6 Zobacz nasz post https://at.scientists4future.org/2022/04/19/mythos-vom-gruenen-wachstum/

7 Vogel, Yefim; Steinberger, Julia K.; O'Neill, Daniel W.; Baranek, William F.; Krishnakumar, Jaya (2021): Społeczno-ekonomiczne warunki zaspokajania ludzkich potrzeb przy niskim zużyciu energii: międzynarodowa analiza zaopatrzenia społecznego. W: Global Environmental Change 69, s. 102287. DOI: 10.1016/j.gloenvcha.2021.102287.

8 Coote A, Percy A 2020. Sprawa powszechnych usług podstawowych. John Wiley & Synowie.

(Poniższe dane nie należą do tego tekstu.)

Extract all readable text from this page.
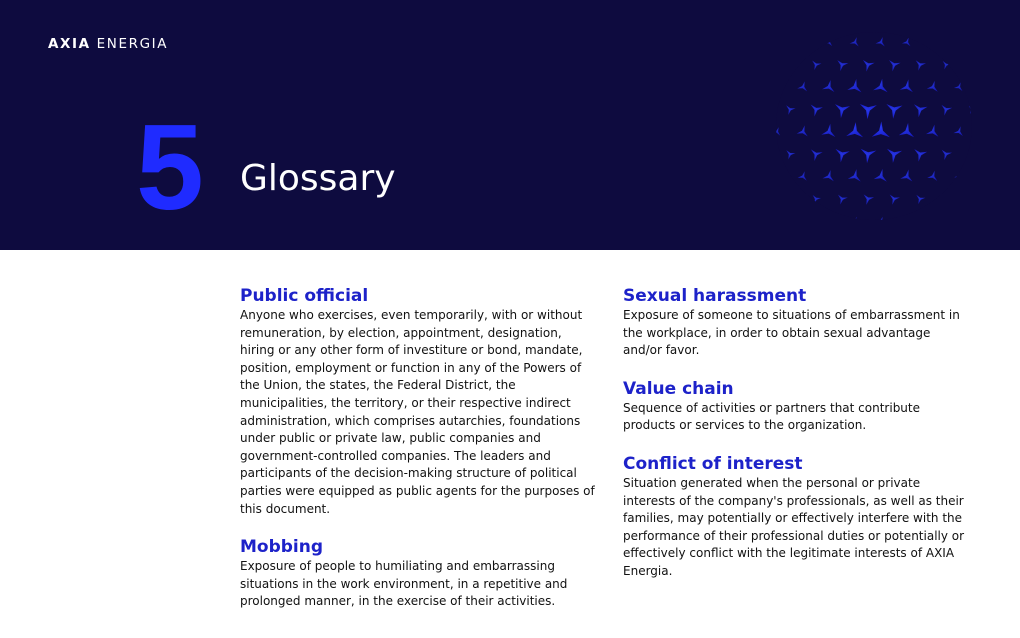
AXIA ENERGIA
5 Glossary
Public official

Anyone who exercises, even temporarily, with or without remuneration, by election, appointment, designation, hiring or any other form of investiture or bond, mandate, position, employment or function in any of the Powers of the Union, the states, the Federal District, the municipalities, the territory, or their respective indirect administration, which comprises autarchies, foundations under public or private law, public companies and government-controlled companies. The leaders and participants of the decision-making structure of political parties were equipped as public agents for the purposes of this document.

Mobbing

Exposure of people to humiliating and embarrassing situations in the work environment, in a repetitive and prolonged manner, in the exercise of their activities.

Sexual harassment

Exposure of someone to situations of embarrassment in the workplace, in order to obtain sexual advantage and/or favor.

Value chain

Sequence of activities or partners that contribute products or services to the organization.

Conflict of interest

Situation generated when the personal or private interests of the company's professionals, as well as their families, may potentially or effectively interfere with the performance of their professional duties or potentially or effectively conflict with the legitimate interests of AXIA Energia.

9 https://www.equaltimes.org/polluting-cooking-methods-used-by?lang=en#.ZFtjKXbP2Uk

Ten post został stworzony przez Społeczność Option. Dołącz i opublikuj swoją wiadomość!

O WKŁADIE W OPCJĘ AUSTRIA


Napisane przez Marcin Auer

Urodzony w Wiedniu w 1951 roku, wcześniej muzyk i aktor, od 1986 niezależny pisarz. Wielorakie nagrody i wyróżnienia, w tym tytuł profesora w 2005 roku. Studiował antropologię kulturową i społeczną.